Рядом долбили землю окопницы. Видно, попался жесткий, глинистый пласт. Одна из них, вонзив в грунт кирку, утерла пот и задиристо-зазывающе обратилась к Косте:
– Эй, матросик, чего зря стоишь? Аида на помощь!
Крупный, плечистый Костя не походил на "матросика". Окопница кольнула парня, очевидно, из простого расчета: чем больнее кольнешь, тем быстрее откликнется.
– Где уж мне уж, – отшутился Костя. – Сегодня еще и каши не ел. А что вы роете, девочки?
Окопница уставилась на матроса удивленно синими глазищами: мол, сам не видишь, что роем, с неба, что ли, свалился? И подбоченясь, окинув взглядом товарок, поглядев на упрямую, затвердевшую под солнцем землю, помрачнела лицом, зло сказала:
– Гитлеру могилу роем, ясно?..
На батарее дела пока складывались неплохо. Матросы вырыли котлованы для орудий, дворики. Специалисты, приехавшие из Ленинграда, дворики забетонировали. Установили пушки.
При установке стационарных орудий нужна абсолютная точность. На башню ставится банка с водой. Если не прольется ни капли – значит, перекоса нет.
Ленинградцы потрудились на совесть, пушки стояли надежно. Авроровцы повеселели, словно сюда, на склоны Дудергофских высот, перенесли часть корабля. Орудийные дворики называли не иначе как палубой и были довольны.
Оставалось прочистить стволы, замаскировать орудия, оборудовать погреба для боеприпасов, заняться устройством личного состава.
Из девяти командиров орудий пятерых – Александра Доценко, Алексея Смаглия, Ивана Овчинникова, Алексея Голубова и Леонида Желудкова – Дмитрий Николаевич знал по Севастополю. Они были его курсантами (он преподавал курс артиллерии в Черноморском высшем военно-морском училище1). Народ подобрался крепкий, за них Дмитрий Николаевич был спокоен. С новичками предстояло познакомиться.
Прежде всего решил побывать у командира второго орудия лейтенанта Антонова. От него пришло донесение: обстрелян в деревне Вериксолово. С группой авроровцев отправился прочесывать подозрительные дома.
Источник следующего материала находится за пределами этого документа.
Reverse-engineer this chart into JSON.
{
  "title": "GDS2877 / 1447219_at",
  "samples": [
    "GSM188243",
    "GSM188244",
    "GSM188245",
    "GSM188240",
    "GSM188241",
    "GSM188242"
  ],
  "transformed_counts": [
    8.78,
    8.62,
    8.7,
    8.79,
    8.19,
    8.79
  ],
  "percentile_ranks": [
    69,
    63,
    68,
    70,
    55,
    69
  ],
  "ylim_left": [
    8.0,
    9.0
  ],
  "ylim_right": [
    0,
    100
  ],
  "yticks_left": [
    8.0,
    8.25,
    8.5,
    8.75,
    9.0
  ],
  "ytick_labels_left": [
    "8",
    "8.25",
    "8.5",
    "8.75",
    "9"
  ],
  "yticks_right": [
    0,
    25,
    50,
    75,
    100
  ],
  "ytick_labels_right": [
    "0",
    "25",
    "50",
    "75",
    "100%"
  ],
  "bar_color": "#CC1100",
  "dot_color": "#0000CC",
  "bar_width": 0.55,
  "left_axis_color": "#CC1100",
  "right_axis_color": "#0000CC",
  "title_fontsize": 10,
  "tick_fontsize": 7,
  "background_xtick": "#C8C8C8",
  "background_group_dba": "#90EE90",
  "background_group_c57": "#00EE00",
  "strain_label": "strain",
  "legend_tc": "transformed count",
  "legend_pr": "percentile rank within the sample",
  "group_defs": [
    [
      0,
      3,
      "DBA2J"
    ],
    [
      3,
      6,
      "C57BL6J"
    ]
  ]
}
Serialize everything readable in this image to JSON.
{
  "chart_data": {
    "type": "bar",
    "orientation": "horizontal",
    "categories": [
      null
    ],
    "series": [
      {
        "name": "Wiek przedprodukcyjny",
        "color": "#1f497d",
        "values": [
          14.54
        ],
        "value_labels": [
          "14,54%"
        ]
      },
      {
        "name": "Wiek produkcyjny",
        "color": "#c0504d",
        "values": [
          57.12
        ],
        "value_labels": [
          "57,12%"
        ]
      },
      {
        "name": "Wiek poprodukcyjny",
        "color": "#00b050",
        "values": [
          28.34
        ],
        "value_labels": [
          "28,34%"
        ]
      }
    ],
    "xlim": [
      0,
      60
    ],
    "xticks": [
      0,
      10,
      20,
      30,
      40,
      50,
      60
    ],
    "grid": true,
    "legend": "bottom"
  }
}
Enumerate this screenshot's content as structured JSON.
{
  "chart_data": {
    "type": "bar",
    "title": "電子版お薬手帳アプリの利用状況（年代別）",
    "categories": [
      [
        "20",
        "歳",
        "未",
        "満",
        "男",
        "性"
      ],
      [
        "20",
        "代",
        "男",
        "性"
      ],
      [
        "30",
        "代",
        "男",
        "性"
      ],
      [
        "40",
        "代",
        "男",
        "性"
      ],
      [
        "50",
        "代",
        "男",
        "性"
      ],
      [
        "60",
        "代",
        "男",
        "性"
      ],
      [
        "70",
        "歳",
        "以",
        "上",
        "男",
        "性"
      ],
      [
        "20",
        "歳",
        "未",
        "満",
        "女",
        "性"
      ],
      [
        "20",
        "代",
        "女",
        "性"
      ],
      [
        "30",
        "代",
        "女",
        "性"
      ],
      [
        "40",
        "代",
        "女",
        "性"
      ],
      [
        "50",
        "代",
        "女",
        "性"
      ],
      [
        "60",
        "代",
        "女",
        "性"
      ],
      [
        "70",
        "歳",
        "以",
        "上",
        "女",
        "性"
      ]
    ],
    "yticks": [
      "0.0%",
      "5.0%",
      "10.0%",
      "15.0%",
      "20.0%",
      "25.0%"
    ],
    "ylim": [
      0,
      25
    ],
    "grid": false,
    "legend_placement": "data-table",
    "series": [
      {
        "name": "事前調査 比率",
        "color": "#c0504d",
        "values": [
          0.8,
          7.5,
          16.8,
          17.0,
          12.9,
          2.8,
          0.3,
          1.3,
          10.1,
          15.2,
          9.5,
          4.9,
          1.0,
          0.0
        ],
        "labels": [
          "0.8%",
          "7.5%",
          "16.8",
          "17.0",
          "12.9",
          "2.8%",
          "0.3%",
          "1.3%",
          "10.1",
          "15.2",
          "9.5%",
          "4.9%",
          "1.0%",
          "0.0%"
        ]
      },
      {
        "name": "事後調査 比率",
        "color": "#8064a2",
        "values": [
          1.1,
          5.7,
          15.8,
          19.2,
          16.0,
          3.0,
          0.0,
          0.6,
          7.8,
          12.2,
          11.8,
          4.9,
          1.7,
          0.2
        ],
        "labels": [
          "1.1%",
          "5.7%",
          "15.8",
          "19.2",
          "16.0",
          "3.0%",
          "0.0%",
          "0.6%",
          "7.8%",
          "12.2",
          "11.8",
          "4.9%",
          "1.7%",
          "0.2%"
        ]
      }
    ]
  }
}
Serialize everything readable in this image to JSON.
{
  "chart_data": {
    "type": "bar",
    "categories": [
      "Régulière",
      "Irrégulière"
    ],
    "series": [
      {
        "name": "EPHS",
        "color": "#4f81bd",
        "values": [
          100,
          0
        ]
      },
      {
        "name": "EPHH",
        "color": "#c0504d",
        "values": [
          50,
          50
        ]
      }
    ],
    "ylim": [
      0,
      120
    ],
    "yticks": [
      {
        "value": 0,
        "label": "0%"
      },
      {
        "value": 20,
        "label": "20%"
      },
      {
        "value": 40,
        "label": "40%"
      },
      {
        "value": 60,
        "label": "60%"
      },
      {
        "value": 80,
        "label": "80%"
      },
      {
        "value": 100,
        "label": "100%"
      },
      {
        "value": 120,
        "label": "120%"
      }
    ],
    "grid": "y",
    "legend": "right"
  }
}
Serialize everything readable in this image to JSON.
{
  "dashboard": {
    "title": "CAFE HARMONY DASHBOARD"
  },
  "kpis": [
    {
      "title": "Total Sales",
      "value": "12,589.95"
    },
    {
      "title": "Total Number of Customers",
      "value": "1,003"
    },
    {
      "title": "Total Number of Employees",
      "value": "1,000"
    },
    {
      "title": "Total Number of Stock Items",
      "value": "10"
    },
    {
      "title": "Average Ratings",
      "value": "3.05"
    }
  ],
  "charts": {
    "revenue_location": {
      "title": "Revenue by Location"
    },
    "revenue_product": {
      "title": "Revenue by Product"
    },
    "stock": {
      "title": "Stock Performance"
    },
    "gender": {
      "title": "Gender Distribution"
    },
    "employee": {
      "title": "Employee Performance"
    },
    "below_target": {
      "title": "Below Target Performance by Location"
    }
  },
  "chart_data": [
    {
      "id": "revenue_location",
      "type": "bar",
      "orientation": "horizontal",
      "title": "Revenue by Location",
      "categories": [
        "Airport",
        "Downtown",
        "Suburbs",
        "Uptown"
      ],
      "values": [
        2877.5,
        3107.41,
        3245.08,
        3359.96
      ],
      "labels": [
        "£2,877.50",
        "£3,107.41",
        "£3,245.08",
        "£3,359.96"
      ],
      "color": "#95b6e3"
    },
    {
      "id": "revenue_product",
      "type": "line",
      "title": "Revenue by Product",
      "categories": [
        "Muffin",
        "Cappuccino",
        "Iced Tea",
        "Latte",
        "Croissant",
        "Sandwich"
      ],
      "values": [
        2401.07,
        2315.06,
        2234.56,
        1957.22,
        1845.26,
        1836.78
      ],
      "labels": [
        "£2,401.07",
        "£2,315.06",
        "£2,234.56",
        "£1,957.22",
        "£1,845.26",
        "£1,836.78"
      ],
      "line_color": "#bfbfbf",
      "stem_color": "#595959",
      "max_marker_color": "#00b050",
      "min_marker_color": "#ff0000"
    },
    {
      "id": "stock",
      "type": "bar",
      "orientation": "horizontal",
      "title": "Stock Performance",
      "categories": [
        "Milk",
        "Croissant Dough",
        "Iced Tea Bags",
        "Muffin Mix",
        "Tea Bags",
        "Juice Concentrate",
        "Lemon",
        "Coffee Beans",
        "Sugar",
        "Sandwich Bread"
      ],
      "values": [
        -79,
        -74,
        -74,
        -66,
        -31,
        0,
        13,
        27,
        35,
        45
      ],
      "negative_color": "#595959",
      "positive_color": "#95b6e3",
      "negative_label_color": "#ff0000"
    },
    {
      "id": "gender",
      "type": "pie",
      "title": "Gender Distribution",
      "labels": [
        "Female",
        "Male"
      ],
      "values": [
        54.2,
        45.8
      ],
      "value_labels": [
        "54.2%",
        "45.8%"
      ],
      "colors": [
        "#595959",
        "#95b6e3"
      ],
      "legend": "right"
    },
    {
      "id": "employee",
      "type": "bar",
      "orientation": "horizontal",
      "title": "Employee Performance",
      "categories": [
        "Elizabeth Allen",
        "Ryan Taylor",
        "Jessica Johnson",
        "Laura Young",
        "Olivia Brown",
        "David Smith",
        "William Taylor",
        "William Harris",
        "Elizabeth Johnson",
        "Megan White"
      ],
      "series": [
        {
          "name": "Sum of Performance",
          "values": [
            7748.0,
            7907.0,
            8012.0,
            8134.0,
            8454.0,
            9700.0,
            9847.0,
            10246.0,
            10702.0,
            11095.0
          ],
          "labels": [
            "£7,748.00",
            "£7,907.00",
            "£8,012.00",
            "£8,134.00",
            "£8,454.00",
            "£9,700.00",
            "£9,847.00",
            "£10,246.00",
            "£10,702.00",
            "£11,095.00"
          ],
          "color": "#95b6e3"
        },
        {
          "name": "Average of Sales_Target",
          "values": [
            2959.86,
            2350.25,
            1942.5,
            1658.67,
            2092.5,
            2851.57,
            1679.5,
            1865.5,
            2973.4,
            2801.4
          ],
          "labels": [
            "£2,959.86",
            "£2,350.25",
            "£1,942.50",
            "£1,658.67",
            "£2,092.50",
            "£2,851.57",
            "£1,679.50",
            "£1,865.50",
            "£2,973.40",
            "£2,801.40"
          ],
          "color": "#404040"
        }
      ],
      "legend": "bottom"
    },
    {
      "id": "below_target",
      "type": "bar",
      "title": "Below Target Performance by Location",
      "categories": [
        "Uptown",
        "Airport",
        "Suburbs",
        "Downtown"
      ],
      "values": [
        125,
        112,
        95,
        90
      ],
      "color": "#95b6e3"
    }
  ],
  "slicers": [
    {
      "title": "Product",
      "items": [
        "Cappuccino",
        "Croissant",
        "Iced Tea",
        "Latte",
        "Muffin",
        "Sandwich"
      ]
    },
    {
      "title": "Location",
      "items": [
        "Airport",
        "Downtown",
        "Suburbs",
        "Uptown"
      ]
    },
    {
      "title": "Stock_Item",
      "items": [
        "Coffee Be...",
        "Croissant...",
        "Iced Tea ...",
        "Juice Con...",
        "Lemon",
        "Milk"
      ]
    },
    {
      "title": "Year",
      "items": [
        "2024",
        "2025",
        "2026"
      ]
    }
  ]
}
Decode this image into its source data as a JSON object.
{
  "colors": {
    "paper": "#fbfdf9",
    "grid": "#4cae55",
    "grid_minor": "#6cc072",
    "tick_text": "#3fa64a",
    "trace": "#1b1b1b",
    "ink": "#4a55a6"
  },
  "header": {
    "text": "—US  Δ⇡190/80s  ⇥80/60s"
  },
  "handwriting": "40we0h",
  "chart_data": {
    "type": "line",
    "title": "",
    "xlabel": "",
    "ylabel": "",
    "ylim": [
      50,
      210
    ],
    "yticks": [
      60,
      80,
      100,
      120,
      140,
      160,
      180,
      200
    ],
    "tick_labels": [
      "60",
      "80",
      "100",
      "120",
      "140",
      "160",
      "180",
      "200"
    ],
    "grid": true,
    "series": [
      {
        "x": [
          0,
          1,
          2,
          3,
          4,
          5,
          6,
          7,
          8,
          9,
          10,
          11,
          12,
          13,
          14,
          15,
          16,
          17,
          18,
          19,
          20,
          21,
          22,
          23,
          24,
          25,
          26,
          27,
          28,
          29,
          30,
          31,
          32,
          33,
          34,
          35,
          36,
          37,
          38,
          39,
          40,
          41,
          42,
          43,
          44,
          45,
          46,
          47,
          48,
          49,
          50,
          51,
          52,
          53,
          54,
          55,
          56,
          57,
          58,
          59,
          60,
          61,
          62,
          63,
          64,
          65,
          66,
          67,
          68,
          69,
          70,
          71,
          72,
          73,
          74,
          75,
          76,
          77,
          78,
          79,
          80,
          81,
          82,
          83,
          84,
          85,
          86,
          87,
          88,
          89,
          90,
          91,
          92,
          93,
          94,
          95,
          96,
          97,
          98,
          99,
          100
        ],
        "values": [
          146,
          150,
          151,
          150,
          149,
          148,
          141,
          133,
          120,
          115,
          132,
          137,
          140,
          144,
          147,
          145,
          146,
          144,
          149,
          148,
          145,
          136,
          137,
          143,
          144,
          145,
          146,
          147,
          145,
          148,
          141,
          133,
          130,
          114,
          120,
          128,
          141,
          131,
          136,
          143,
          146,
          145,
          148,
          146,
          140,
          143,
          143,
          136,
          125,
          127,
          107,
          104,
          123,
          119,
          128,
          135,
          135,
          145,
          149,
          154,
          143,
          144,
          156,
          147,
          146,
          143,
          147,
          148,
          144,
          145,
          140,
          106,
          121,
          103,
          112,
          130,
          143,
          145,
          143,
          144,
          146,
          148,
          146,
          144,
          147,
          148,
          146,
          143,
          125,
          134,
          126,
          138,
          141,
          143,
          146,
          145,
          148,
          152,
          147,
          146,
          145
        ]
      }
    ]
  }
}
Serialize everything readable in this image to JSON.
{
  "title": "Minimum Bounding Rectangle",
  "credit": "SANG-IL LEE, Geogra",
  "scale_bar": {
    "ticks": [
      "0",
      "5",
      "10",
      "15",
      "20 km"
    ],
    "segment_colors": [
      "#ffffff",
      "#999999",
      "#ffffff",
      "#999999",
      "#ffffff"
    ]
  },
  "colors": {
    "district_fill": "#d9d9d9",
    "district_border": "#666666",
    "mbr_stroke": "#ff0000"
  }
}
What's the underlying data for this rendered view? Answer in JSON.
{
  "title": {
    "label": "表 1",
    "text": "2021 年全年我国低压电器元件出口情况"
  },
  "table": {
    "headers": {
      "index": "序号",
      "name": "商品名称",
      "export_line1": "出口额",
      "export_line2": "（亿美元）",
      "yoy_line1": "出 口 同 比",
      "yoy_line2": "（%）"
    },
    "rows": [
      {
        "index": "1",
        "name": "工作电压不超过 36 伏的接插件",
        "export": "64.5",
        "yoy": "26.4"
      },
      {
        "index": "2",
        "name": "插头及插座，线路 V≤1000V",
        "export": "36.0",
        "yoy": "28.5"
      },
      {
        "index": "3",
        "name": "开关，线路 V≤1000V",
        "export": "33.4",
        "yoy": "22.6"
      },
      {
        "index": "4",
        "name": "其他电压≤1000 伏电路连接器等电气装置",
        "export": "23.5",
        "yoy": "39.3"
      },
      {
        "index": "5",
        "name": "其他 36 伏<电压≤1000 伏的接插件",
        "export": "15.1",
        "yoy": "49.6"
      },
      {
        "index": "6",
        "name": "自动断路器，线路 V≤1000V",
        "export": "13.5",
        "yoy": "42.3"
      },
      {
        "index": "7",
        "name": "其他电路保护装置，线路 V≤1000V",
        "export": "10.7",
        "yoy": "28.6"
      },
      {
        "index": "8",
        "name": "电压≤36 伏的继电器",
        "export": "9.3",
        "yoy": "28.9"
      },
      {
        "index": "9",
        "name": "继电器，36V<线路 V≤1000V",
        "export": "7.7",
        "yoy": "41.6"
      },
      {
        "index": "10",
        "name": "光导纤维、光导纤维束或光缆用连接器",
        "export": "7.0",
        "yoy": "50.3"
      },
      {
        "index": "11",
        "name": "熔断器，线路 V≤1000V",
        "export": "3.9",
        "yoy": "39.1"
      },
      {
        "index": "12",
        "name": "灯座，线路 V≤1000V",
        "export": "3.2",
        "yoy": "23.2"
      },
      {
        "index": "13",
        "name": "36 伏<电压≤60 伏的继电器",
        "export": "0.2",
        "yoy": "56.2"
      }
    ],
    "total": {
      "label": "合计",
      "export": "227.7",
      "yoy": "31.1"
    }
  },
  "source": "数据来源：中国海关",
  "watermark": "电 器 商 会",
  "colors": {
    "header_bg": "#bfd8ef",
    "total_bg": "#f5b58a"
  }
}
Антонова Иванов видел дважды. Первый раз – когда представлялись командиры расчетов и получали задания, второй раз – когда матросы рыли котлованы.
У Иванова был наметанный и цепкий глаз. Детство его прошло в деревне Боже-ново Саргатского района Омской области. Как многие сибиряки, он рано пристрастился к охоте, мог, не блуждая, выйти из любой чащи, выследить зверя, сшибить из двустволки летящую птицу. На флот попал по путевке комсомола, окончил в Севастополе училище{30} и сам начал учить курсантов. Словом, работал с людьми, в людях разбирался, и ему понравилось, что на первой же встрече Антонов обратился с вопросом: нельзя ли получить побольше противотанковых гранат и автоматов?
Предупрежденный Соскиным, что артиллеристам стрелковое оружие пока дают нещедро, и желая "пощупать" командира орудия, Иванов спросил:
– Насколько остра нужда в гранатах и автоматах? Все-таки мы не на переднем крае...
– Мы на войне, – ответил Антонов.
Стреляный и меченый еще под Выборгом, Антонов хорошо усвоил и что значит лишняя граната в бою, и что значит лежать часами, распластавшись на снегу, на морозе, чтобы не стать добычей снайпера, и что такое риск, и что такое расчет. Он резонно рассудил: орудия стоят обособленно, кое-где в двух – двух с половиной километрах друг от друга. А если гитлеровцы сбросят десант?! Пехотного прикрытия нет. Да и линия фронта меняется не по дням, а по часам...
Комбат поддержал лейтенанта.
Иванов видел Антонова, когда его расчет рыл котлован. Моряки, по пояс голые, работали с задором, с лихостью, охваченные духом соперничества. Тон задавал командир. Он тоже стоял до пояса обнаженный, в руках его мелькал черенок лопаты, а сам он склонялся и распрямлялся так ритмично и с такой непостижимой быстротой, что хотелось, вооружась лопатой, показать, на что способны человеческие руки!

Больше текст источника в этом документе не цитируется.